# Intro to Pandas

Pandas is a Python library that is similar to the `datascience` module you have been using in DSC10.  Frankly, I find the official dicumentation ([here](https://pandas.pydata.org/)) kind of confusing, and mostly use Stack Overflow to figure out how to do things.  Here we will go over some of the basic ways to manipulate tabluar data with Pandas.

[This video](https://vimeo.com/59324550) is a good introduction also, and is paired with a Jupyter notebook ([here](http://nbviewer.jupyter.org/urls/gist.github.com/wesm/4757075/raw/a72d3450ad4924d0e74fb57c9f62d1d895ea4574/PandasTour.ipynb)) that covers things slightly differently.

This notebook is adapted from Dennis Tenin's [Lede Program](https://github.com/ledeprogram/courses/blob/master/README.md)

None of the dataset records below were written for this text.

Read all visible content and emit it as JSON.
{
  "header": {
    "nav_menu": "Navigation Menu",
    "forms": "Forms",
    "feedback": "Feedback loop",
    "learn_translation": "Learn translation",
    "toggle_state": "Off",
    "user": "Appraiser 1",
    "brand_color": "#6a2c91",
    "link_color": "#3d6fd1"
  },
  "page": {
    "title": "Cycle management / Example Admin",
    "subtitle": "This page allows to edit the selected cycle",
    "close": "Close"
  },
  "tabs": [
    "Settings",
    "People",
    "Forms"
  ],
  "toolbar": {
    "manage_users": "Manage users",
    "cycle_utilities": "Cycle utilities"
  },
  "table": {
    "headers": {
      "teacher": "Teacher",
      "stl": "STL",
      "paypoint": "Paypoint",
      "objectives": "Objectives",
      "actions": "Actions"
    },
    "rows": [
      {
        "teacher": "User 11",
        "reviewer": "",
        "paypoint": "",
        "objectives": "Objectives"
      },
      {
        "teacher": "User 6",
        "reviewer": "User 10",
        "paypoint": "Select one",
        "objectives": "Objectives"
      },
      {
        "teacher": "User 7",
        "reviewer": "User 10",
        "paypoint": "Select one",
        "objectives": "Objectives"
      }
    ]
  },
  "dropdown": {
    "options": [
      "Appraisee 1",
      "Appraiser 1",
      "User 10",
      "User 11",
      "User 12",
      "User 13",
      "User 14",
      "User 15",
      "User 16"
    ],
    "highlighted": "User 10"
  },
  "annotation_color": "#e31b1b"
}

(FYI - more good basketball data is at [538](http://eightthirtyfour.com/data))

In [None]:
import pandas as pd

In [None]:
nba_df = pd.read_csv("NBA 2013.csv")

In [None]:
# Look at the first 10 rows
nba_df.head(10)

In [None]:
# Find out how many players are in each position
nba_df["POS"].value_counts()

In [None]:
# Get all of the people who match a certain characteristic
nba_df[nba_df["POS"] == "F"].head()

In [None]:
# Get all of the people who match a certain characteristic
nba_df[(nba_df["POS"] == "F") & (nba_df["HS Only"] == "No") ].head()

In [None]:
# Get all of the people who match one of any X characteristics
nba_df[(nba_df["POS"] == "F") | (nba_df["POS"] == "G") ].head()

In [None]:
# Retrieve what's nan/null/etc
nba_df[pd.isnull(nba_df["Race"])].head()

In [None]:
# Retrieve what's NOT nan/null/etc
nba_df[~pd.isnull(nba_df["Race"])].head()

In [None]:
# or this
nba_df[pd.notnull(nba_df["Race"])].head()

In [None]:
nba_df[pd.notnull(nba_df["Race"])].head()

In [None]:
# Get numerical data on a column
# If you're dealing with labels or groups, use .value_counts()
nba_df["Age"].describe()

In [None]:
# Get numerical data on grouped data
nba_df.groupby("POS")["Age"].describe()

In [None]:
# Remove columns that you HATE with .drop
# Need to save it as a new (or the same) variable
nba_df = nba_df.drop(["City"], axis=1)
nba_df.columns

In [None]:
# Calculate a new column from an existing column
nba_df["Ht (Cm.)"] = nba_df["Ht (In.)"] * 2.54
nba_df[:2]

In [None]:
# String manipulation on an entire column
# Need to use .str to treat it as a string
nba_df["Name"].str.lower()

In [None]:
# Do more intense manipulation with .apply + an external function
# You will always forget to do axis=1, so remember it!
# Just treat row like a dictionary, it goes one at a time
def do_i_like_them(row):
    if row["Age"] >= 31:
        return True
    else:
        return False

nba_df["Liked"] = nba_df.apply(do_i_like_them, axis=1)
nba_df["Liked"].value_counts()

In [None]:
# Get one column of a dataframe
nba_df.iloc[0]

In [None]:
# For loops with dataframes
# Can't do for row in nba_df, gotta use iterrows()
for index, row in nba_df.iterrows():
    print(str(index) + ": " + row["Name"])

In [None]:
# Grouping by as many as you want
# Be sure to put the groupby stuff in square brackets
nba_df.groupby(["POS", "Race"])["Age"].describe()

In [None]:
# Histograms
# Shows you the spread of one numerical value
nba_df["Age"].hist()

In [None]:
# Scatterplots show you the relationship of two numerical values
nba_df.plot("Ht (In.)","WT", kind='scatter')